Die Fahrer standen also vor einer großen Herausforderung, die Carlos Sainz aber deutlich besser meisterte als sein Teamkollege. Während Leclerc in vier Rennen nur einmal punktete, fuhr Sainz in Österreich auf das Podium, holte in Spanien und Großbritannien zwei Top-10-Platzierungen, schied in Kanada aber ebenso wie Leclerc aus.

"Das Auto hat den Fahrern viel abverlangt", fährt Vasseur fort. "Charles hatte am Freitag [in Silverstone] ein neues Paket. Er musste ins Auto springen, wir haben das dritte Training im Nassen ausgelassen und er musste ins Qualifying mit einem Auto, das er noch nie zuvor gefahren ist. Bis Kurve 13 lief es gut, er war sogar schneller als [George] Russell bis Kurve 13."

Laut Vasseur war das aber auch schon das Limit des Autos, das bei den schwierigen Bedingungen in Großbritannien schwer zu fahren war. "Dann macht man mehr Fehler, als wenn alles unter Kontrolle ist", so Vasseur weiter. "Wenn du eine schlechte Situation erlebst, hast du als Fahrer das Bedürfnis, das auszugleichen. Aber das ist ein Fehler des Teams, des Fahrers, von allen, weil man das nicht kompensieren kann."

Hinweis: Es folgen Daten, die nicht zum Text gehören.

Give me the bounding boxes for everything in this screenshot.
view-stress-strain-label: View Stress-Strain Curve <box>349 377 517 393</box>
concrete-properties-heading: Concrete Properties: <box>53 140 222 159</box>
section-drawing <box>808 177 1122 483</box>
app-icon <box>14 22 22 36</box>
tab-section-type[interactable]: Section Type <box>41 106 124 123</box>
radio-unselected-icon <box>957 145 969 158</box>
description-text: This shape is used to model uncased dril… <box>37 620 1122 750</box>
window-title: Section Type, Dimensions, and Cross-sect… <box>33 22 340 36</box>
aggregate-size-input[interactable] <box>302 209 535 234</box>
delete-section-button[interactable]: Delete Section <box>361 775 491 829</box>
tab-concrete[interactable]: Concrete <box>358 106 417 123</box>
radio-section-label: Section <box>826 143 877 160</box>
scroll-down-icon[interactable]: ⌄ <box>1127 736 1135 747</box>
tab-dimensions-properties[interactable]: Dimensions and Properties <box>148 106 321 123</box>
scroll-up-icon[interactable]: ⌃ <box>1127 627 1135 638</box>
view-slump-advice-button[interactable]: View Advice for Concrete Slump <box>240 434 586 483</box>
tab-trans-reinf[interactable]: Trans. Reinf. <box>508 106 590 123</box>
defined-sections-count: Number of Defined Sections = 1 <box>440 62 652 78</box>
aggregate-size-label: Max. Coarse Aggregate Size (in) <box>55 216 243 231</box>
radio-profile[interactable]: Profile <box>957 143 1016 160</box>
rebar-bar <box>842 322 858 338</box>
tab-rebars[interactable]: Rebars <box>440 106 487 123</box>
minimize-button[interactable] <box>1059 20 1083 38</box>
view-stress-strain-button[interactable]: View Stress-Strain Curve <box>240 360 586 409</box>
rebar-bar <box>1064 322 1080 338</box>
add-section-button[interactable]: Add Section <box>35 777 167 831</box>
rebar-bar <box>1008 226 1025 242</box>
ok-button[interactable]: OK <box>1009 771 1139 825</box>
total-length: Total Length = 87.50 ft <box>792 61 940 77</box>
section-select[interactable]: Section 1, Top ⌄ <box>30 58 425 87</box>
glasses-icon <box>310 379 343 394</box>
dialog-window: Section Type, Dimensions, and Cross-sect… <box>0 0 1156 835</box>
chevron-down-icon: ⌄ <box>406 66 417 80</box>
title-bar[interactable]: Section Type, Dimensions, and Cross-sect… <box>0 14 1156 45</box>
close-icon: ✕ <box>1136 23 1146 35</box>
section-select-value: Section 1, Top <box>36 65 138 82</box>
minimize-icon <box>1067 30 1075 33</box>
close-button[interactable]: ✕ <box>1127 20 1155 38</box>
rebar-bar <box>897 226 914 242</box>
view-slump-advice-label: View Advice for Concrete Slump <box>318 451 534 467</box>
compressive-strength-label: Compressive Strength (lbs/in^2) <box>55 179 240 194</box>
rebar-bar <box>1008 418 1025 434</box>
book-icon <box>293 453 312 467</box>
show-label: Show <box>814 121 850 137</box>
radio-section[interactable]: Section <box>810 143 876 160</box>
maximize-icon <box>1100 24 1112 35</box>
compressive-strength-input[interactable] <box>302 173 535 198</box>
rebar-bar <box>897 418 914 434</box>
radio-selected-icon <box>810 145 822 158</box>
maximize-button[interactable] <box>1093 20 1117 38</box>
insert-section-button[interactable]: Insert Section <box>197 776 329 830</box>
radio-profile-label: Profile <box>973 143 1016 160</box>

Vasseur mahnt die Fahrer, das Limit des Autos zu respektieren, auch wenn einmal etwas schief geht. In Silverstone macht Vasseur die Startposition für das mäßige Abschneiden von Ferrari mitverantwortlich, denn Leclerc habe hinter Lance Stroll viel Zeit verloren. So war es dem Spanier nie möglich, Sainz oder Max Verstappen einzuholen.

"Das ist Teil des Problems, aber ich hatte ein langes Gespräch mit Charles und wir sind uns einig", so Vasseur weiter. In der Gesamtwertung führt Verstappen die Weltmeisterschaft mit 255 Punkten deutlich an. Dahinter folgt Lando Norris mit 171 Zählern. 21 Punkte dahinter liegt Leclerc vor Sainz, der nur vier Zähler hinter seinem Teamkollegen liegt. Oscar Piastri komplettiert die Top 5.